Around this time last year, I made some technology predictions for 2008. You can read the full details in the original post, but I have summarised how true (or false!) the predictions turned out to be here.
What will happen
Huge surge in demand for online video: The BBC’s iPlayer service has already been causing consternation amongst ISPs who complain that the popularity of the service is increasing the demands for bandwidth from customers. From the statistics I’ve seen, iPlayer is still small fry compared with general file sharing, but that could all change in the next twelve months as more and more content becomes available through the major media players.

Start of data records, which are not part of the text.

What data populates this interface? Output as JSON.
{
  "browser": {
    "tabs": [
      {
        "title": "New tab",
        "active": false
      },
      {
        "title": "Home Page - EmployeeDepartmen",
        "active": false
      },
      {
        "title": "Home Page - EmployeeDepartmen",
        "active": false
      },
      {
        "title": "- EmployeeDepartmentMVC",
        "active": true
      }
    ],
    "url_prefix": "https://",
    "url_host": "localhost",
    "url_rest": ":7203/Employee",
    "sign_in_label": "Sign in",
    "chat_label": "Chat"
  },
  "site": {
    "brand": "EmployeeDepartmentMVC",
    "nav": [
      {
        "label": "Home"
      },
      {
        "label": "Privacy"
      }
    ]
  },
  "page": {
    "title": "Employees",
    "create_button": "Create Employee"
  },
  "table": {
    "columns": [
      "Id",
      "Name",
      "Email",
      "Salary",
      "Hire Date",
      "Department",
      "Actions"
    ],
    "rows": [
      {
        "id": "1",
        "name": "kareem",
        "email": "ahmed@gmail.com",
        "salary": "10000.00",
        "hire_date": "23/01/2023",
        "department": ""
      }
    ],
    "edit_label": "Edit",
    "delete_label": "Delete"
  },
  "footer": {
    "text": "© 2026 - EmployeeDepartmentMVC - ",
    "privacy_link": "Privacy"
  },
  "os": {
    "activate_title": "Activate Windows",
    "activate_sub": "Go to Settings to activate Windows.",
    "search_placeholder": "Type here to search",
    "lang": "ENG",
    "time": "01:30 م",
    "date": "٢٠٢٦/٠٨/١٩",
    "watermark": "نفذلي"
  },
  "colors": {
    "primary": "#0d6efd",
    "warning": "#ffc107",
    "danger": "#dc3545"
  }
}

I also predicted that other channels would follow the BBC’s lead in providing online access to at least part of their programming schedule. This hasn’t happened yet, mainly due to the endless bickering over Project Kangaroo and whether it impedes competition or not. With the credit crunch taking a particularly heavy toll on media companies, we may well see Channel 4 pull out altogether in order to save costs.

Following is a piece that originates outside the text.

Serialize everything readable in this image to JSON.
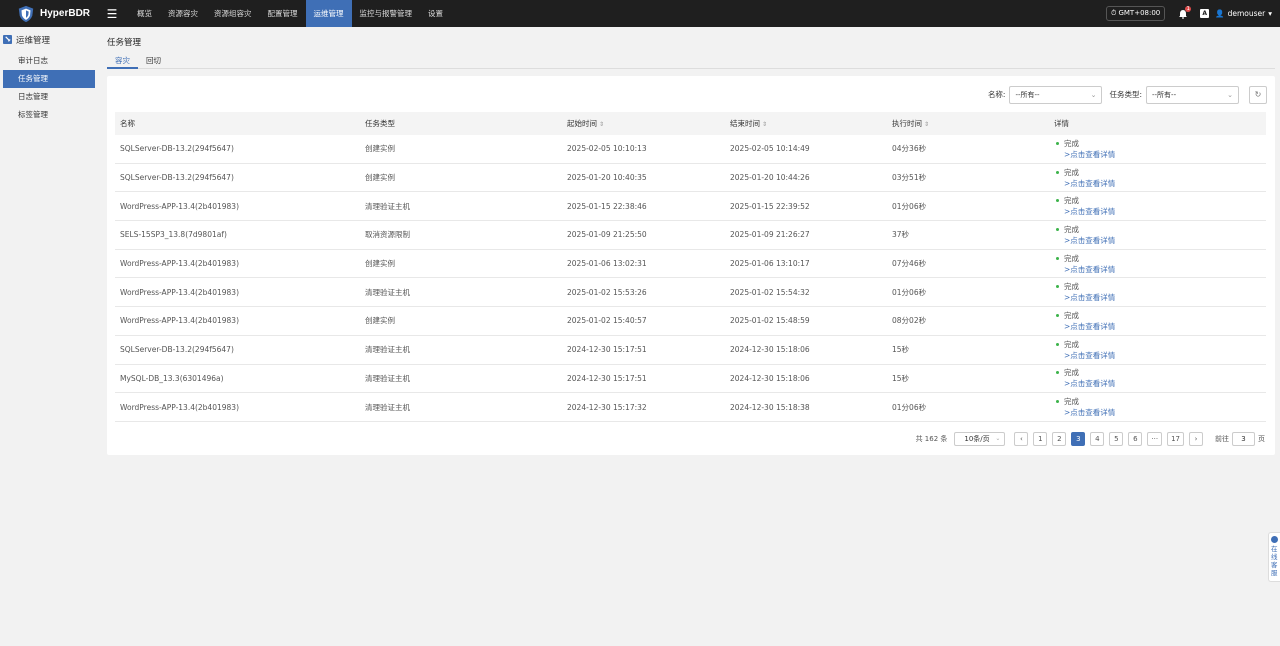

Crunch time for Digital Rights Management: I predicted that DRM would face a backlash and be on its way out by the end of 2008. Unfortunately this hasn’t happened, though there have been some positive moves in this area.
Victory in the format war: The format war ended in February this year, with victory for Blu-ray after Toshiba dropped its support for HD-DVD. I didn’t call for either side in my prediction, though Blu-ray did appear to have slightly more support to begin with. I still expect it to be some time before Blu-ray overtakes the current DVD format, partly because many people already have large DVD collections and also because of the cost of Blu-ray players has yet to come down to a sensible value. Combined with the credit crunch, which is affecting the sales of electronic devices, I suspect it will be several years before Blu-ray overtakes DVD as the standard format for releasing films. Finally, the last VHS manufacturer has only just stopped creating tapes, so DVDs may well be around for a similar length of time.
What won’t happen
Linux on the Desktop: As I predicted, Linux still hasn’t captured a significant (which I rather arbitrarily defined as 10%) proportion of the desktop market. However, Ubuntu and Fedora have both made huge strides towards making Linux a platform which is accessible to everyone, so perhaps we’ll see more people switching in 2009.
Super-fast broadband in the UK: The argument is still raging in the UK about whether we should have fibre to the home and who should pick up the tab for installing it. BT is understandably concerned about making a return on its investment if it has to build the infrastructure and then be forced to share it with competitors at small profit margins, and Virgin Media is only likely to install fibre in areas with dense populations where it can sign up sufficient subscribers to recoup its costs. For the moment, it looks like the UK will remain a first world country with second rate access to the Internet, lagging far behind our competitors across both the Channel and the Atlantic.
That just about wraps it up for 2008—I’ll be posting predictions for 2009 in the next couple of days.